L’OMM confirme que 2025 a été l’une des années les plus chaudes jamais enregistrées
Genève (OMM) – L’Organisation météorologique mondiale (OMM) a confirmé que 2025 était l’une des trois années les plus chaudes jamais enregistrées, dans le contexte d’une série de températures mondiales sans précédent. Ces 11 dernières années ont été les 11 années les plus chaudes jamais observées et le réchauffement océanique se poursuit sans fléchir.
Selon l’analyse consolidée de huit jeux de données effectuée par l’OMM, en 2025, la température moyenne à la surface du globe a dépassé de 1,44 °C (avec une marge d’incertitude de ± 0,13 °C) la moyenne de la période 1850-1900. Deux de ces jeux de données ont classé 2025 au deuxième rang des années les plus chaudes jamais enregistrées en 176 ans, et les six autres au troisième rang.
Selon chacun de ces huit jeux de données, les trois dernières années (2023 à 2025) ont été les trois années les plus chaudes jamais enregistrées. La moyenne triennale consolidée de la température pour la période 2023-2025 est supérieure de 1,48 °C (avec une marge d’incertitude de ± 0,13 °C) à celle de l’époque préindustrielle. Selon l’ensemble des jeux de données, les 11 dernières années (2015 à 2025) sont les 11 années les plus chaudes jamais enregistrées.

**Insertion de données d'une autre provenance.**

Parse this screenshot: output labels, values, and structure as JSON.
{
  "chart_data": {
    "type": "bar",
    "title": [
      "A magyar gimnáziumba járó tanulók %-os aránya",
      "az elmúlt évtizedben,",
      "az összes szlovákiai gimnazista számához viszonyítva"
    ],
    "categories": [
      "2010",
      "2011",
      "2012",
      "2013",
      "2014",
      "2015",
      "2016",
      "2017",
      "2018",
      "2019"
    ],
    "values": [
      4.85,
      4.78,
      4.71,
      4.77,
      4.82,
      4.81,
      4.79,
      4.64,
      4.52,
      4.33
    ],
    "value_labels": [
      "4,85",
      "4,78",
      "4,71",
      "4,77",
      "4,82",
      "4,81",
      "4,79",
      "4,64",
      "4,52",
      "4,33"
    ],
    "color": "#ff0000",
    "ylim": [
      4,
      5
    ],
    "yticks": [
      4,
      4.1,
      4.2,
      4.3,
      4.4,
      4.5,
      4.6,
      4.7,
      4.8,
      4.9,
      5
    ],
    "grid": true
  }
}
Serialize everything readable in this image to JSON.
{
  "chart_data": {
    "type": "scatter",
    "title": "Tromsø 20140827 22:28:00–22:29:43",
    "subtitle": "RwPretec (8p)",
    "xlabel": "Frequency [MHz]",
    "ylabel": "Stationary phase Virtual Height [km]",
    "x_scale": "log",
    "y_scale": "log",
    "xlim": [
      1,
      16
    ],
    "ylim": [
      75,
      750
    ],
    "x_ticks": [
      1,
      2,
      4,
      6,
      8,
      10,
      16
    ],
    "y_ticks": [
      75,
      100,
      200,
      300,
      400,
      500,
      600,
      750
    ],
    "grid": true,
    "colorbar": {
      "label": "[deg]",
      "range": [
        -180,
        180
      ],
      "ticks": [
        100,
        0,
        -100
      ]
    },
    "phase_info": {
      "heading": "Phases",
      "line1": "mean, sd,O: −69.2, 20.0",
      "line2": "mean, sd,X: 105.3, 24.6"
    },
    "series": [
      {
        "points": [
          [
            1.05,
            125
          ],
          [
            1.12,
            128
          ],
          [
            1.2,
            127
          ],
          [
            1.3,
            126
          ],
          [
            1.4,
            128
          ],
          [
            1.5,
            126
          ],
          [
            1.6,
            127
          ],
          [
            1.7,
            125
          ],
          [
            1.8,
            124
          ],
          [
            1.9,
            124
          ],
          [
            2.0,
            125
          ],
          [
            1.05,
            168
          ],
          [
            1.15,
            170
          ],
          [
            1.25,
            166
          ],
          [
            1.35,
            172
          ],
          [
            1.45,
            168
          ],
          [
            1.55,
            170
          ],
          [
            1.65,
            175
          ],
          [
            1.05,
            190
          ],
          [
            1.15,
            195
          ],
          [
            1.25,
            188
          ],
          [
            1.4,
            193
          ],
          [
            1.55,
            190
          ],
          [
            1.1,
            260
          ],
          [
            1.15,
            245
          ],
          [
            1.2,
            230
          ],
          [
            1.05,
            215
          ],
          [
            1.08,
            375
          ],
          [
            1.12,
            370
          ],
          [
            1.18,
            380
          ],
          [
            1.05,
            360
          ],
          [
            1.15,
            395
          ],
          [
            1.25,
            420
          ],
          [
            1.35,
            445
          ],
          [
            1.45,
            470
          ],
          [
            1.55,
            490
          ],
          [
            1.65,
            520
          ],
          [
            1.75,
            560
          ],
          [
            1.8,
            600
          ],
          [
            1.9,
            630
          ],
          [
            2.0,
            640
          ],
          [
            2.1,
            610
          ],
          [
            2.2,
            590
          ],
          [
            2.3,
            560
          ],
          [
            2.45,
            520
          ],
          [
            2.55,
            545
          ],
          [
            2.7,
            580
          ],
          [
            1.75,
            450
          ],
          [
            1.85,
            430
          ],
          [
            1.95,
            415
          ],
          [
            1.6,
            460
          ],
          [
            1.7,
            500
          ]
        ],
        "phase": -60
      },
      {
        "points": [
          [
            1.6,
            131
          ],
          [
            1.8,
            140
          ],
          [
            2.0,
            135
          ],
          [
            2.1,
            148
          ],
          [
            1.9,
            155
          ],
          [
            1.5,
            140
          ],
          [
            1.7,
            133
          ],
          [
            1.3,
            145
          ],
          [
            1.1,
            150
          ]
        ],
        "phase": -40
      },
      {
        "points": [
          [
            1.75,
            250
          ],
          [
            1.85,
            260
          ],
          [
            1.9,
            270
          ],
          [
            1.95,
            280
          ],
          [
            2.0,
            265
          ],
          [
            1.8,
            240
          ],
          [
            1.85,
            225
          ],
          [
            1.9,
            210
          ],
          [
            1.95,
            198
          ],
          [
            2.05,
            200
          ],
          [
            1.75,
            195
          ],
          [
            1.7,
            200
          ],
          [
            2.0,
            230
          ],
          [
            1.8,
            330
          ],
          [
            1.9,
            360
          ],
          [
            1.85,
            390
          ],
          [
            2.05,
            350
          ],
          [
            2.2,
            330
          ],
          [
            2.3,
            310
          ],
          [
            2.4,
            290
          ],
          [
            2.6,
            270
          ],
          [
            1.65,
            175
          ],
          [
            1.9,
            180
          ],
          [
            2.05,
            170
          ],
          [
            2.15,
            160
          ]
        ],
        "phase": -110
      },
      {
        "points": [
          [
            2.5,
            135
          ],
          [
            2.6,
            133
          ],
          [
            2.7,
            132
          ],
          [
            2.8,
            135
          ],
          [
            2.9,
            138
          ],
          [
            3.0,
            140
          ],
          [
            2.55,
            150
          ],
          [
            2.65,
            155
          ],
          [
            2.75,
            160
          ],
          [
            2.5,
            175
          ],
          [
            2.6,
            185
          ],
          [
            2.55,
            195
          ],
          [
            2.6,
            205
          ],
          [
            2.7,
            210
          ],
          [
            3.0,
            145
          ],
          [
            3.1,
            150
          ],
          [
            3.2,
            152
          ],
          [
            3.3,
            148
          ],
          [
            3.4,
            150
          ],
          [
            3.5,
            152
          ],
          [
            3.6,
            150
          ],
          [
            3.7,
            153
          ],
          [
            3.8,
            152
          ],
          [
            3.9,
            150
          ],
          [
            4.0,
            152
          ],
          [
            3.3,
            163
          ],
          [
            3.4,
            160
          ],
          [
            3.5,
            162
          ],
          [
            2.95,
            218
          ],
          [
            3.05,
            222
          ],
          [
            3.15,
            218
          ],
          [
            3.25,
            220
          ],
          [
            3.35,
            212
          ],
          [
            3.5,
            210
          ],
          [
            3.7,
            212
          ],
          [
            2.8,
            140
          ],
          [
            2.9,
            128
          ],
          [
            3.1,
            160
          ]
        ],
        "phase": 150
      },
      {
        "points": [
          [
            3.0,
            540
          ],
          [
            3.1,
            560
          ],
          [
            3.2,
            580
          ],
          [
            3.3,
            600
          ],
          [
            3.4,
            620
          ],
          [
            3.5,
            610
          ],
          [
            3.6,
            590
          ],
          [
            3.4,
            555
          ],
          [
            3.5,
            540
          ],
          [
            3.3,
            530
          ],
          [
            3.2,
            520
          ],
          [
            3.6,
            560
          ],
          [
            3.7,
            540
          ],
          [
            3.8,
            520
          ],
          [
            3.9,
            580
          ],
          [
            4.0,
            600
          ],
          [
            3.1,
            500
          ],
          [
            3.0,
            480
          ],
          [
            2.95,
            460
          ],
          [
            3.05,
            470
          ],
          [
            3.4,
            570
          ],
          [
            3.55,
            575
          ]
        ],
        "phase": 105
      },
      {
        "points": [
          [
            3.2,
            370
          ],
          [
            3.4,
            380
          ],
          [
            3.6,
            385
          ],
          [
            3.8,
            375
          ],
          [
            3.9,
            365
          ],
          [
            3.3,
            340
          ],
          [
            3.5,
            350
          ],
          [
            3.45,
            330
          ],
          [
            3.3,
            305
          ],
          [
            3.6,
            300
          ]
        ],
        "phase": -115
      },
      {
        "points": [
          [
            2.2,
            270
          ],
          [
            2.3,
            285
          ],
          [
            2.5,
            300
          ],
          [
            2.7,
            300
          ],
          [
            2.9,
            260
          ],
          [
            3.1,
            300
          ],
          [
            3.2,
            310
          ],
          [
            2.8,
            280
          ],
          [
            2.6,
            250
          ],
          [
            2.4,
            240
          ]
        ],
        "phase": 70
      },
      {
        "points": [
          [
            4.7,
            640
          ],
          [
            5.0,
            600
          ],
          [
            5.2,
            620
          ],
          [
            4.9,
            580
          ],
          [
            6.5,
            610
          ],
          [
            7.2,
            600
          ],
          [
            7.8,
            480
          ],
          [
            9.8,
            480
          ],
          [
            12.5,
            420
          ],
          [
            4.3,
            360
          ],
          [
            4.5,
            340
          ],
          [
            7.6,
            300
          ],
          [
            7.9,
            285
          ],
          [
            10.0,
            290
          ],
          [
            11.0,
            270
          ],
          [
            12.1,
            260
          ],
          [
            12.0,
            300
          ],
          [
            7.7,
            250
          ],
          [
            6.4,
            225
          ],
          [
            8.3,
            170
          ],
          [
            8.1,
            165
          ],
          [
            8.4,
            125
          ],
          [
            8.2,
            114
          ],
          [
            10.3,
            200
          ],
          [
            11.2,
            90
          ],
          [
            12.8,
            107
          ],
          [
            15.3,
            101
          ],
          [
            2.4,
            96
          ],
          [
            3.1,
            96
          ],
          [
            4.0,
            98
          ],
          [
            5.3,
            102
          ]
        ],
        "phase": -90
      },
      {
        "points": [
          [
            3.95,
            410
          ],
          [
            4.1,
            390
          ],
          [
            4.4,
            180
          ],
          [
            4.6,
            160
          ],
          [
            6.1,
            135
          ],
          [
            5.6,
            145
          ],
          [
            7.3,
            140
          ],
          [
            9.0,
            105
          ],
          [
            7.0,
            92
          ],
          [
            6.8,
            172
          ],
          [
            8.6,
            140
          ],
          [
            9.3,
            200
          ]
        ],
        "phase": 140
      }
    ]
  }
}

«Alors qu’elle a été marquée du début à la fin par un épisode La Niña, qui induit un refroidissement, l’année 2025 a été l’une des années les plus chaudes jamais enregistrées à l’échelle mondiale en raison de l’accumulation dans notre atmosphère de gaz à effet de serre, dont la spécificité est de piéger la chaleur. Les températures élevées des terres émergées et des océans ont contribué à alimenter des phénomènes météorologiques extrêmes – vagues de chaleur, fortes pluies et cyclones tropicaux intenses – soulignant la nécessité vitale de mettre en place des systèmes d’alerte précoce», a déclaré la Secrétaire générale de l’OMM, Mme Celeste Saulo.
«La surveillance de l’état du climat par l’OMM, qui repose sur un recueil de données mondiales collaboratif et scientifiquement rigoureux, est plus important que jamais, car nous devons garantir que les informations sur le système Terre sont fiables, accessibles et exploitables par tous», a t-elle précisé.